Samsung managed to convince the ITC that Infineon's license was no longer valid once Apple bought the chips and began using them.
But Infineon had also licensed Samsung's patents. The difference was that Samsung managed to convince the ITC that Infineon's license was no longer valid once Apple bought the chips and began using them.
To do this, Samsung invented a specious legal argument that insisted that, despite Infineon having a legitimate license to Samsung patents, and despite Intel, which had bough Infineon, also having secured a license to Samsung's patents, and despite having signed agreements with a UMTS standards body that barred it from being able to arbitrarily revoke its license in order to extort higher licensing fees, that it could revoke its license anyway and insist that Apple had to pay, not just FRAND licensing fees, but anything Samsung could imagine, a veritable blank check.
And if Apple refused to give Samsung whatever it demanded, Samsung would tell everyone that Apple was refusing to pay licensing fees and refusing to negotiate while also publicly insisting that Apple was "infringing its patents."
Samsung somehow managed to convince the ITC that Intel's license was only valid in the United States, and that Intel's American sales of Infineon chips to Apple in California was not a transaction it recognized to be in the United States.
Writing about the ITC's decision, Groklaw gleefully reported last October that Administrative Law Judge E. James Gildea had "utterly and definitely rejected Apple's FRAND allegations and completely exonerated Samsung."
The full text of the ITC's bizarre stance in support of several egregious Samsung patent abuse issues is only overshadowed by the premature celebration by Groklaw to its Android-community audience over the prospect that Samsung might get away with not just stealing Apple's work, but could even use sales injunctions as a way to further abuse the patent system in an effort to extort billions in exchange for worthless patents that have already been sufficiently licensed.
That's still not the crazy part yet.
When Apple filed its first U.S. Federal Court complaint against Samsung in April 2011 (alleging infringement of 3 technology patents and 4 design patents), Samsung returned fire with five patents of its own.

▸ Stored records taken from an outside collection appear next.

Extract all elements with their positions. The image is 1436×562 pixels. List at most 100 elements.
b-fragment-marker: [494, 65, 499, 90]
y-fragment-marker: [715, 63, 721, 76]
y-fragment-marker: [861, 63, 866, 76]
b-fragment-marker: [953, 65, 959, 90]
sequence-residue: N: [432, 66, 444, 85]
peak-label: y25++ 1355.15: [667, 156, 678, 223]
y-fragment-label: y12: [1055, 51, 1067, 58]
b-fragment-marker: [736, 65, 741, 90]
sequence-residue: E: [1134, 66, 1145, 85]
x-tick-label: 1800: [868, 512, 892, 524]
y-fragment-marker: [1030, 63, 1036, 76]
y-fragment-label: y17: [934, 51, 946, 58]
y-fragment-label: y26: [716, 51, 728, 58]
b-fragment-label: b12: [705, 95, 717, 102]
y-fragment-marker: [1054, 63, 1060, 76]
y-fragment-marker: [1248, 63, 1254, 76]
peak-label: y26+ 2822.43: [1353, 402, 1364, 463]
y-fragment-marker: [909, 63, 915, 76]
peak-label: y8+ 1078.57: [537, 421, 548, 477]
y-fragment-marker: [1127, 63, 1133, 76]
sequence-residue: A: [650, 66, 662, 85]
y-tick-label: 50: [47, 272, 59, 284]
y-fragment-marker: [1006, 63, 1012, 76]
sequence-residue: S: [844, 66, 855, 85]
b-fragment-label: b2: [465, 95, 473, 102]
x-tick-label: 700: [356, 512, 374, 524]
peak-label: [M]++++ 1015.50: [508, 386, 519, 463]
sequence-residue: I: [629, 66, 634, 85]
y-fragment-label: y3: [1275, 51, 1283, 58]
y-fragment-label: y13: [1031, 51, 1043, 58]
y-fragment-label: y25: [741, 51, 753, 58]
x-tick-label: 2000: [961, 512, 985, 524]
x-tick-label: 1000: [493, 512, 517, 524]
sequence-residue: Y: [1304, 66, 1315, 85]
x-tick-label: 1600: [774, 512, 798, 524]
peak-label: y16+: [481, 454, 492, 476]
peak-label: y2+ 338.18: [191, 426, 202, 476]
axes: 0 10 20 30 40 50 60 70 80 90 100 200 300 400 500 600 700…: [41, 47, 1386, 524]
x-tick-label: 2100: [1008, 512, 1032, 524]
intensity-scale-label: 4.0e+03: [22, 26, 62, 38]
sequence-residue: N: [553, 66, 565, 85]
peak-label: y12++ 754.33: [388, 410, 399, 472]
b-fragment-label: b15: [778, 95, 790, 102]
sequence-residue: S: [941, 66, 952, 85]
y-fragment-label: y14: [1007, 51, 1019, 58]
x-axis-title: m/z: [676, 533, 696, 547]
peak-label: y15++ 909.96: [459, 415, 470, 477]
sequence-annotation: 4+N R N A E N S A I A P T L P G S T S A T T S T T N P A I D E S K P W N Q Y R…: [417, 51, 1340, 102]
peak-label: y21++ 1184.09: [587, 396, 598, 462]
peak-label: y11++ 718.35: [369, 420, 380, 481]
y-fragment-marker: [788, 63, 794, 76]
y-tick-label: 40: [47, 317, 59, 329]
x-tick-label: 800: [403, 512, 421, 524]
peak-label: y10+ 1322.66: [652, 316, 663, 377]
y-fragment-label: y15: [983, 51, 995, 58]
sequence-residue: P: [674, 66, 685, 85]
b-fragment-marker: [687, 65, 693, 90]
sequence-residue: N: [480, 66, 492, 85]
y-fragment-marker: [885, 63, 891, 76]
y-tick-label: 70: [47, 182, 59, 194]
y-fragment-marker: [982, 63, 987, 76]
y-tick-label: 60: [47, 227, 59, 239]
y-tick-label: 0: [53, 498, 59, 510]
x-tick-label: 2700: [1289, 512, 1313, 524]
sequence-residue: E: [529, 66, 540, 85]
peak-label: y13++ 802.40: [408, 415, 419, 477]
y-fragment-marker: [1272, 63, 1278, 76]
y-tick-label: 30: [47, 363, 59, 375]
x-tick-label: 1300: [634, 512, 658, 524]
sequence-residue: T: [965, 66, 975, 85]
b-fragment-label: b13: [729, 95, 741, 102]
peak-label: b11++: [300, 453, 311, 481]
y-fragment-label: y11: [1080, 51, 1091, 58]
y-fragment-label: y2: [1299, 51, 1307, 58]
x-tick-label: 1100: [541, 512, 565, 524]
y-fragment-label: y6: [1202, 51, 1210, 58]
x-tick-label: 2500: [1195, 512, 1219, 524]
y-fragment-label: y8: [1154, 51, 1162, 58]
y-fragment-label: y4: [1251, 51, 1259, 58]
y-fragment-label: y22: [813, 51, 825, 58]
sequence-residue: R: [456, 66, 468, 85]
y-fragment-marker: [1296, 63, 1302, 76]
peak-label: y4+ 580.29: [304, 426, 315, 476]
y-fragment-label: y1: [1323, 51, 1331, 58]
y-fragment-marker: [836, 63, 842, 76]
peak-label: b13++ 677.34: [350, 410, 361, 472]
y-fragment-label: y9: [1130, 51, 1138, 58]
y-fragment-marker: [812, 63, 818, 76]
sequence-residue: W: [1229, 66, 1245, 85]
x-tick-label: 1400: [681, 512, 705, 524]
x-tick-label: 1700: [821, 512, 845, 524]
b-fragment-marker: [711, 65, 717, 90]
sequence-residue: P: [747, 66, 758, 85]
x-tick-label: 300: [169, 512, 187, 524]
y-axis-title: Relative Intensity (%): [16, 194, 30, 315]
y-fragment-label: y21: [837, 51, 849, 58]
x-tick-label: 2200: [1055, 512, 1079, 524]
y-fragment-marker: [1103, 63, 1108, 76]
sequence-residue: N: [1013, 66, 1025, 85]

By October, the list had ballooned on both sides to include 26 different Apple patents and 17 for Samsung, prompting Lucy Koh, the judge overseeing the battle, to demand both sides narrow their cases significantly.

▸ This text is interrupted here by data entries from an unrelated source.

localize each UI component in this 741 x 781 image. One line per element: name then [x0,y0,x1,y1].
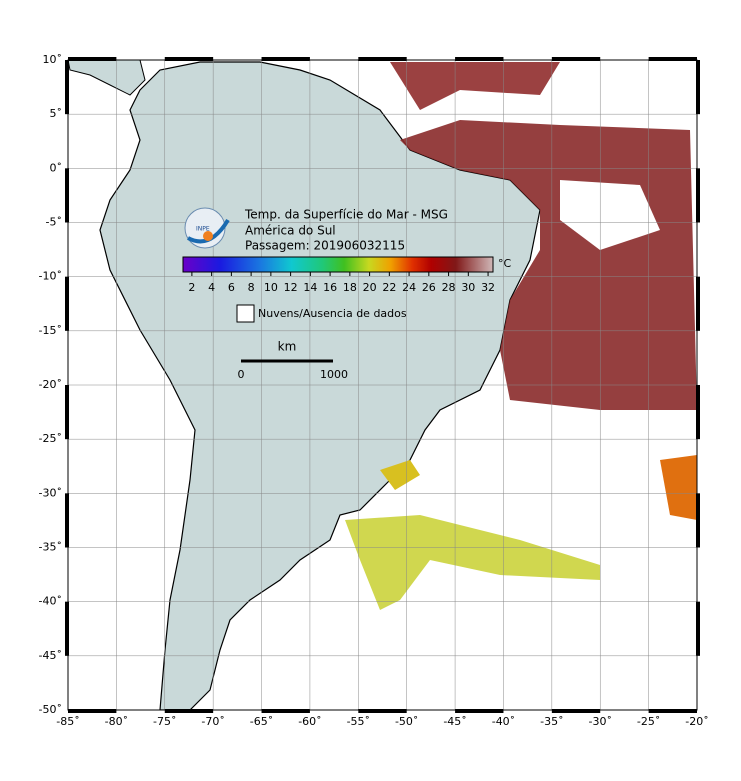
frame-segment [65,168,69,223]
y-tick-label: -50˚ [39,703,62,716]
frame-segment [455,57,504,61]
x-tick-label: -40˚ [492,715,515,728]
y-tick-label: -5˚ [46,216,62,229]
frame-segment [551,57,601,61]
x-tick-label: -70˚ [201,715,224,728]
frame-segment [164,709,214,713]
sst-coast-patch [380,460,420,490]
y-tick-label: 0˚ [50,161,63,174]
sst-south-patch [345,515,600,610]
frame-segment [261,57,310,61]
x-tick-label: -25˚ [637,715,660,728]
frame-segment [65,276,69,331]
x-tick-label: -80˚ [105,715,128,728]
frame-segment [358,709,407,713]
x-tick-label: -75˚ [153,715,176,728]
frame-segment [648,709,697,713]
scale-start: 0 [238,368,245,381]
x-tick-label: -30˚ [588,715,611,728]
frame-segment [65,493,69,548]
frame-segment [65,60,69,115]
x-tick-label: -35˚ [540,715,563,728]
x-tick-label: -50˚ [395,715,418,728]
frame-segment [648,57,697,61]
logo: INPE [184,207,230,249]
colorbar-tick-label: 22 [382,281,396,294]
frame-segment [261,709,310,713]
colorbar-tick-label: 20 [363,281,377,294]
frame-segment [696,168,700,223]
x-tick-label: -20˚ [685,715,708,728]
colorbar-tick-label: 12 [284,281,298,294]
legend-swatch [236,304,255,323]
colorbar-tick-label: 16 [323,281,337,294]
colorbar-tick-label: 2 [188,281,195,294]
colorbar-tick-label: 4 [208,281,215,294]
x-tick-label: -45˚ [443,715,466,728]
colorbar-tick-label: 26 [422,281,436,294]
y-tick-label: -45˚ [39,649,62,662]
logo-sun [203,231,213,241]
y-tick-label: -10˚ [39,270,62,283]
title-line: Temp. da Superfície do Mar - MSG [244,208,448,222]
frame-segment [551,709,601,713]
colorbar-tick-label: 18 [343,281,357,294]
y-tick-label: -40˚ [39,595,62,608]
central-america [68,60,146,96]
frame-segment [358,57,407,61]
frame-segment [696,601,700,656]
scale-unit: km [278,340,297,354]
colorbar-tick-label: 28 [442,281,456,294]
x-tick-label: -55˚ [347,715,370,728]
legend-label: Nuvens/Ausencia de dados [258,307,407,320]
frame-segment [164,57,214,61]
sst-east-patch [660,455,697,520]
colorbar-tick-label: 14 [303,281,317,294]
frame-segment [696,493,700,548]
x-tick-label: -65˚ [250,715,273,728]
y-tick-label: -35˚ [39,541,62,554]
y-tick-label: -15˚ [39,324,62,337]
frame-segment [68,57,117,61]
cloud-gap [560,180,660,250]
title-line: América do Sul [245,224,336,238]
title-line: Passagem: 201906032115 [245,239,405,253]
frame-segment [696,276,700,331]
colorbar-tick-label: 24 [402,281,416,294]
y-tick-label: -20˚ [39,378,62,391]
y-tick-label: -25˚ [39,432,62,445]
x-tick-label: -85˚ [56,715,79,728]
colorbar-unit: °C [498,257,512,270]
frame-segment [65,601,69,656]
y-tick-label: 5˚ [50,107,63,120]
scale-end: 1000 [320,368,348,381]
colorbar-tick-label: 10 [264,281,278,294]
sst-north-patch [390,62,560,110]
colorbar-tick-label: 6 [228,281,235,294]
frame-segment [65,385,69,440]
colorbar-tick-label: 8 [248,281,255,294]
y-tick-label: 10˚ [43,53,63,66]
frame-segment [68,709,117,713]
frame-segment [455,709,504,713]
colorbar [182,256,494,273]
map-frame [67,59,698,711]
colorbar-tick-label: 30 [461,281,475,294]
colorbar-tick-label: 32 [481,281,495,294]
frame-segment [696,385,700,440]
frame-segment [696,60,700,115]
y-tick-label: -30˚ [39,486,62,499]
x-tick-label: -60˚ [298,715,321,728]
logo-text: INPE [196,226,210,233]
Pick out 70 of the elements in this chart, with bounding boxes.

Judge Koh was also throwing out some claims entirely, issuing summary judgments of non-infringement of asserted patent claims on both sides. Among the patents thrown out as obviously non-infringing was Samsung's 7,362,867 patent. It was thrown out last summer.
This weekend the industry watched with tense anticipation to see whether the U.S. President would intervene to stop an import ban on a patent Samsung knew was invalid for the last year. And in response, Samsung stated:
"We are disappointed that the U.S. Trade Representative has decided to set aside the exclusion order issued by the U.S. International Trade Commission (ITC). The ITC's decision correctly recognized that Samsung has been negotiating in good faith and that Apple remains unwilling to take a license."